GhostWrite adalah sebuah bug yang berakar langsung dalam perangkat keras CPU, bukan merupakan jenis serangan berbasis side-channel atau transient execution yang biasa terjadi di perangkat lunak. Kerentanan ini memberikan kemampuan kepada hacker, bahkan yang tidak memiliki hak istimewa atau akses terbatas, untuk membaca dan menulis ke seluruh bagian memori komputer. Hal ini juga memberikan kontrol penuh terhadap perangkat periferal seperti kartu jaringan, yang biasanya dilindungi oleh fitur keamanan CPU.
Menurut para peneliti, "Kerentanan ini membuat semua fitur keamanan yang diterapkan pada CPU menjadi tidak efektif dan tidak bisa diperbaiki tanpa menonaktifkan hampir setengah dari fungsionalitas CPU." Hal ini disebabkan oleh adanya instruksi yang salah dalam ekstensi vektor CPU, yang merupakan tambahan pada Instruction Set Architecture (ISA) RISC-V. Instruksi-instruksi ini dirancang untuk menangani data dengan ukuran lebih besar dari yang diizinkan oleh ISA dasar, namun ternyata beroperasi langsung pada memori fisik, bukan pada memori virtual yang biasanya digunakan untuk isolasi proses oleh sistem operasi dan perangkat keras.
Dengan demikian, instruksi yang salah ini memungkinkan penyerang untuk menghindari isolasi yang biasanya diberlakukan oleh sistem operasi dan perangkat keras, memberikan mereka akses untuk menulis ke lokasi memori yang seharusnya tidak bisa diakses. Selain itu, penyerang juga dapat menghindari fitur keamanan yang ada dan memperoleh akses penuh ke perangkat. Mereka dapat membocorkan konten memori apapun dari mesin, termasuk data sensitif seperti kata sandi. "Serangan ini sepenuhnya dapat diandalkan, deterministik, dan hanya memerlukan waktu beberapa mikrodetik untuk dijalankan," kata para peneliti. Mereka menambahkan bahwa langkah-langkah keamanan seperti Docker Containerization atau sandboxing tidak efektif dalam menghentikan serangan ini. Penyerang bahkan bisa memanfaatkan perangkat keras yang menggunakan memory-mapped I/O (MMIO), yang memungkinkan mereka untuk mengirim perintah langsung ke perangkat tersebut.
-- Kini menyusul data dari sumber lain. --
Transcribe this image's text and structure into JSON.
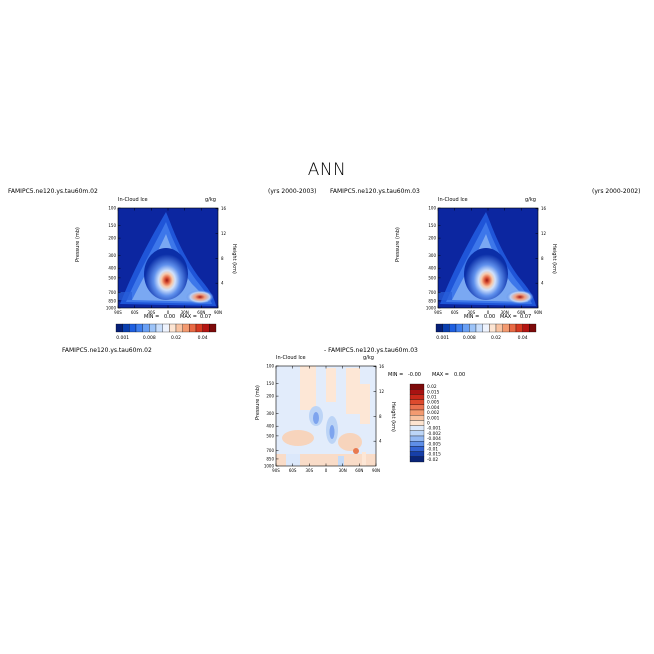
{
  "page": {
    "title": "ANN"
  },
  "panels": [
    {
      "case_label": "FAMIPC5.ne120.ys.tau60m.02",
      "years": "(yrs 2000-2003)",
      "field": "In-Cloud Ice",
      "units": "g/kg",
      "y_label": "Pressure (mb)",
      "y2_label": "Height (km)",
      "min_label": "MIN =",
      "min_value": "0.00",
      "max_label": "MAX =",
      "max_value": "0.07"
    },
    {
      "case_label": "FAMIPC5.ne120.ys.tau60m.03",
      "years": "(yrs 2000-2002)",
      "field": "In-Cloud Ice",
      "units": "g/kg",
      "y_label": "Pressure (mb)",
      "y2_label": "Height (km)",
      "min_label": "MIN =",
      "min_value": "0.00",
      "max_label": "MAX =",
      "max_value": "0.07"
    },
    {
      "case_label": "FAMIPC5.ne120.ys.tau60m.02",
      "diff_label": "- FAMIPC5.ne120.ys.tau60m.03",
      "field": "In-Cloud Ice",
      "units": "g/kg",
      "y_label": "Pressure (mb)",
      "y2_label": "Height (km)",
      "min_label": "MIN =",
      "min_value": "-0.00",
      "max_label": "MAX =",
      "max_value": "0.00"
    }
  ],
  "chart_data": [
    {
      "type": "heatmap",
      "title": "In-Cloud Ice",
      "units": "g/kg",
      "xlabel": "",
      "ylabel": "Pressure (mb)",
      "y2label": "Height (km)",
      "x_ticks": [
        "90S",
        "60S",
        "30S",
        "0",
        "30N",
        "60N",
        "90N"
      ],
      "y_ticks": [
        "100",
        "150",
        "200",
        "300",
        "400",
        "500",
        "700",
        "850",
        "1000"
      ],
      "y2_ticks": [
        "4",
        "8",
        "12",
        "16"
      ],
      "colorbar_labels": [
        "0.001",
        "0.008",
        "0.02",
        "0.04"
      ],
      "min": 0.0,
      "max": 0.07
    },
    {
      "type": "heatmap",
      "title": "In-Cloud Ice",
      "units": "g/kg",
      "xlabel": "",
      "ylabel": "Pressure (mb)",
      "y2label": "Height (km)",
      "x_ticks": [
        "90S",
        "60S",
        "30S",
        "0",
        "30N",
        "60N",
        "90N"
      ],
      "y_ticks": [
        "100",
        "150",
        "200",
        "300",
        "400",
        "500",
        "700",
        "850",
        "1000"
      ],
      "y2_ticks": [
        "4",
        "8",
        "12",
        "16"
      ],
      "colorbar_labels": [
        "0.001",
        "0.008",
        "0.02",
        "0.04"
      ],
      "min": 0.0,
      "max": 0.07
    },
    {
      "type": "heatmap",
      "title": "In-Cloud Ice",
      "units": "g/kg",
      "xlabel": "",
      "ylabel": "Pressure (mb)",
      "y2label": "Height (km)",
      "x_ticks": [
        "90S",
        "60S",
        "30S",
        "0",
        "30N",
        "60N",
        "90N"
      ],
      "y_ticks": [
        "100",
        "150",
        "200",
        "300",
        "400",
        "500",
        "700",
        "850",
        "1000"
      ],
      "y2_ticks": [
        "4",
        "8",
        "12",
        "16"
      ],
      "colorbar_labels": [
        "0.02",
        "0.015",
        "0.01",
        "0.005",
        "0.004",
        "0.002",
        "0.001",
        "0",
        "-0.001",
        "-0.002",
        "-0.004",
        "-0.005",
        "-0.01",
        "-0.015",
        "-0.02"
      ],
      "min": -0.0,
      "max": 0.0
    }
  ],
  "colors": {
    "abs_scale": [
      "#061f78",
      "#0a3fb0",
      "#1e5fe0",
      "#3f7fee",
      "#6aa0f4",
      "#9cc3f8",
      "#c9defb",
      "#eef3fd",
      "#fde5d3",
      "#f9c3a2",
      "#f39a70",
      "#e96a45",
      "#d63a22",
      "#b41512",
      "#7d0a0a"
    ],
    "diff_scale": [
      "#7d0a0a",
      "#a81212",
      "#c8281a",
      "#dd4a2e",
      "#ea7250",
      "#f39a70",
      "#f8c2a0",
      "#fde4d0",
      "#ddeafb",
      "#bcd5f7",
      "#93b8f2",
      "#5f8fe8",
      "#3464d3",
      "#173fa9",
      "#0b2578"
    ]
  }
}
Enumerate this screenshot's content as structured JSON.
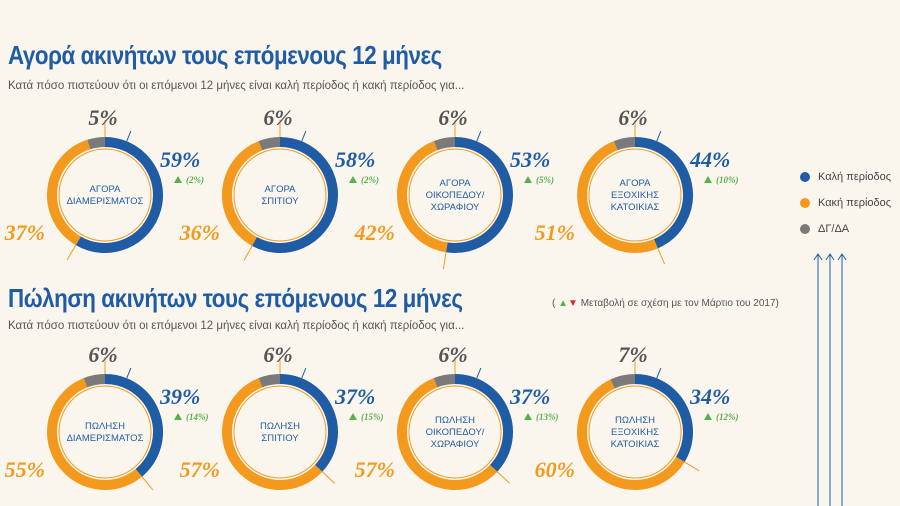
{
  "section_buy": {
    "title": "Αγορά ακινήτων τους επόμενους 12 μήνες",
    "subtitle": "Κατά πόσο πιστεύουν ότι οι επόμενοι 12 μήνες είναι καλή περίοδος ή κακή περίοδος για..."
  },
  "section_sell": {
    "title": "Πώληση ακινήτων τους επόμενους 12 μήνες",
    "subtitle": "Κατά πόσο πιστεύουν ότι οι επόμενοι 12 μήνες είναι καλή περίοδος ή κακή περίοδος για..."
  },
  "change_note": {
    "open": "(",
    "text": "Μεταβολή σε σχέση με τον Μάρτιο του 2017)"
  },
  "legend": [
    {
      "label": "Καλή περίοδος",
      "color": "#1f5ca4"
    },
    {
      "label": "Κακή περίοδος",
      "color": "#f39a1e"
    },
    {
      "label": "ΔΓ/ΔΑ",
      "color": "#7a7a7a"
    }
  ],
  "colors": {
    "good": "#1f5ca4",
    "bad": "#f39a1e",
    "dk": "#7a7a7a",
    "change_up": "#56b04c",
    "change_down": "#d42b2b"
  },
  "chart_data": [
    {
      "type": "pie",
      "title": "Αγορά ακινήτων τους επόμενους 12 μήνες",
      "series": [
        {
          "name": "ΑΓΟΡΑ ΔΙΑΜΕΡΙΣΜΑΤΟΣ",
          "label_lines": [
            "ΑΓΟΡΑ",
            "ΔΙΑΜΕΡΙΣΜΑΤΟΣ"
          ],
          "good": 59,
          "bad": 37,
          "dk": 5,
          "change": "(2%)",
          "good_label": "59%",
          "bad_label": "37%",
          "dk_label": "5%"
        },
        {
          "name": "ΑΓΟΡΑ ΣΠΙΤΙΟΥ",
          "label_lines": [
            "ΑΓΟΡΑ",
            "ΣΠΙΤΙΟΥ"
          ],
          "good": 58,
          "bad": 36,
          "dk": 6,
          "change": "(2%)",
          "good_label": "58%",
          "bad_label": "36%",
          "dk_label": "6%"
        },
        {
          "name": "ΑΓΟΡΑ ΟΙΚΟΠΕΔΟΥ/ ΧΩΡΑΦΙΟΥ",
          "label_lines": [
            "ΑΓΟΡΑ",
            "ΟΙΚΟΠΕΔΟΥ/",
            "ΧΩΡΑΦΙΟΥ"
          ],
          "good": 53,
          "bad": 42,
          "dk": 6,
          "change": "(5%)",
          "good_label": "53%",
          "bad_label": "42%",
          "dk_label": "6%"
        },
        {
          "name": "ΑΓΟΡΑ ΕΞΟΧΙΚΗΣ ΚΑΤΟΙΚΙΑΣ",
          "label_lines": [
            "ΑΓΟΡΑ",
            "ΕΞΟΧΙΚΗΣ",
            "ΚΑΤΟΙΚΙΑΣ"
          ],
          "good": 44,
          "bad": 51,
          "dk": 6,
          "change": "(10%)",
          "good_label": "44%",
          "bad_label": "51%",
          "dk_label": "6%"
        }
      ]
    },
    {
      "type": "pie",
      "title": "Πώληση ακινήτων τους επόμενους 12 μήνες",
      "series": [
        {
          "name": "ΠΩΛΗΣΗ ΔΙΑΜΕΡΙΣΜΑΤΟΣ",
          "label_lines": [
            "ΠΩΛΗΣΗ",
            "ΔΙΑΜΕΡΙΣΜΑΤΟΣ"
          ],
          "good": 39,
          "bad": 55,
          "dk": 6,
          "change": "(14%)",
          "good_label": "39%",
          "bad_label": "55%",
          "dk_label": "6%"
        },
        {
          "name": "ΠΩΛΗΣΗ ΣΠΙΤΙΟΥ",
          "label_lines": [
            "ΠΩΛΗΣΗ",
            "ΣΠΙΤΙΟΥ"
          ],
          "good": 37,
          "bad": 57,
          "dk": 6,
          "change": "(15%)",
          "good_label": "37%",
          "bad_label": "57%",
          "dk_label": "6%"
        },
        {
          "name": "ΠΩΛΗΣΗ ΟΙΚΟΠΕΔΟΥ/ ΧΩΡΑΦΙΟΥ",
          "label_lines": [
            "ΠΩΛΗΣΗ",
            "ΟΙΚΟΠΕΔΟΥ/",
            "ΧΩΡΑΦΙΟΥ"
          ],
          "good": 37,
          "bad": 57,
          "dk": 6,
          "change": "(13%)",
          "good_label": "37%",
          "bad_label": "57%",
          "dk_label": "6%"
        },
        {
          "name": "ΠΩΛΗΣΗ ΕΞΟΧΙΚΗΣ ΚΑΤΟΙΚΙΑΣ",
          "label_lines": [
            "ΠΩΛΗΣΗ",
            "ΕΞΟΧΙΚΗΣ",
            "ΚΑΤΟΙΚΙΑΣ"
          ],
          "good": 34,
          "bad": 60,
          "dk": 7,
          "change": "(12%)",
          "good_label": "34%",
          "bad_label": "60%",
          "dk_label": "7%"
        }
      ]
    }
  ]
}
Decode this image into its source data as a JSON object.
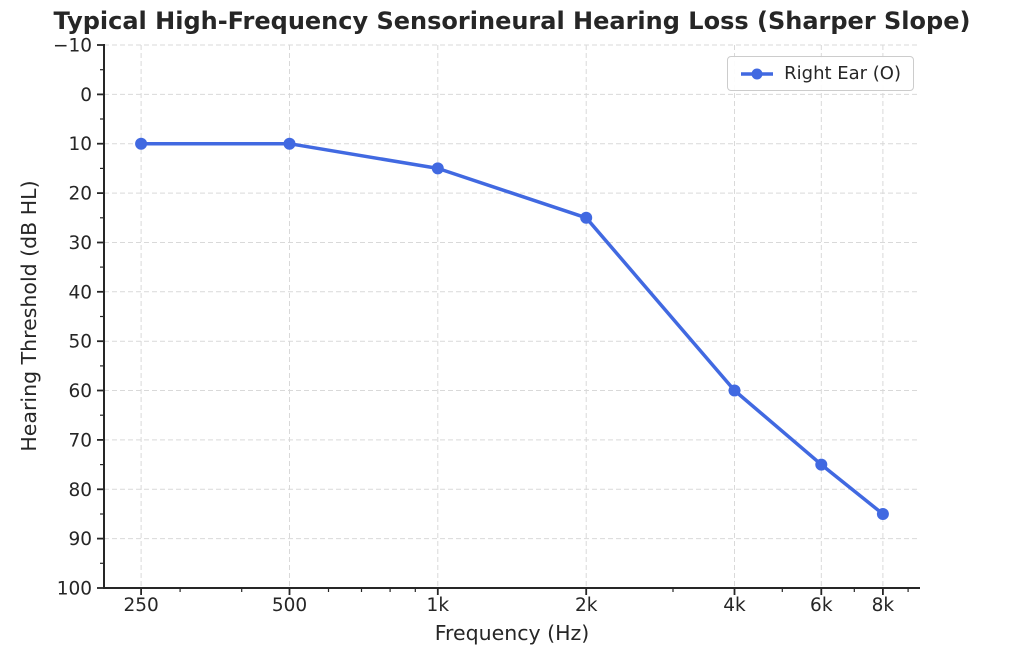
{
  "chart_data": {
    "type": "line",
    "title": "Typical High-Frequency Sensorineural Hearing Loss (Sharper Slope)",
    "xlabel": "Frequency (Hz)",
    "ylabel": "Hearing Threshold (dB HL)",
    "x_scale": "log",
    "categories": [
      "250",
      "500",
      "1k",
      "2k",
      "4k",
      "6k",
      "8k"
    ],
    "x_hz": [
      250,
      500,
      1000,
      2000,
      4000,
      6000,
      8000
    ],
    "series": [
      {
        "name": "Right Ear (O)",
        "values": [
          10,
          10,
          15,
          25,
          60,
          75,
          85
        ],
        "color": "#4169E1",
        "marker": "circle"
      }
    ],
    "y_ticks": [
      -10,
      0,
      10,
      20,
      30,
      40,
      50,
      60,
      70,
      80,
      90,
      100
    ],
    "ylim": [
      -10,
      100
    ],
    "y_inverted": true,
    "grid": true,
    "grid_style": "dashed",
    "legend_position": "upper right",
    "minor_x_ticks_hz": [
      300,
      400,
      600,
      700,
      800,
      900,
      3000,
      5000,
      7000,
      9000
    ],
    "colors": {
      "line": "#4169E1",
      "grid": "#d9d9d9",
      "axis": "#262626",
      "text": "#262626",
      "legend_border": "#cccccc"
    }
  }
}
Tindakan pencegahan yang paling efektif untuk mengatasi GhostWrite adalah dengan menonaktifkan seluruh fungsionalitas vektor pada CPU. Namun, ini memiliki dampak signifikan pada kinerja CPU, karena mematikan sekitar 50% dari set instruksi. "Instruksi yang rentan terletak pada ekstensi vektor, yang dapat dinonaktifkan oleh sistem operasi," ungkap para peneliti. "Ini sepenuhnya meringankan masalah GhostWrite, tetapi juga sepenuhnya menonaktifkan instruksi vektor pada CPU."
Menonaktifkan ekstensi vektor akan mengakibatkan penurunan performa CPU, terutama pada aplikasi yang sangat bergantung pada pemrosesan paralel dan penanganan data dalam jumlah besar. Pengguna yang memerlukan fitur ini dapat mengalami penurunan kinerja atau kehilangan fungsionalitas penting dalam aplikasi mereka.
Temuan mengenai GhostWrite ini muncul pada saat yang bersamaan dengan laporan dari Tim Android Red di Google, yang menemukan lebih dari sembilan kelemahan pada GPU Adreno milik Qualcomm. Kelemahan ini memungkinkan penyerang dengan akses lokal ke perangkat untuk mencapai peningkatan hak istimewa dan eksekusi kode di tingkat kernel, meskipun pembuat chipset tersebut telah menambalnya. Selain itu, penemuan ini juga mengikuti laporan tentang kelemahan keamanan baru dalam processor AMD, yang dapat dieksploitasi oleh penyerang dengan akses kernel untuk meningkatkan hak istimewa dan mengubah konfigurasi Mode Manajemen Sistem (SMM), bahkan ketika Kunci SMM diaktifkan.
Temuan-temuan ini menyoroti pentingnya keamanan perangkat keras dan kebutuhan untuk terus memantau serta mengatasi kelemahan-kelemahan yang ada untuk melindungi data dan sistem dari potensi eksploitasi. Pengungkapan ini menunjukkan betapa vitalnya penelitian dan pengembangan dalam bidang keamanan informasi untuk menjaga integritas dan kerahasiaan teknologi yang semakin canggih.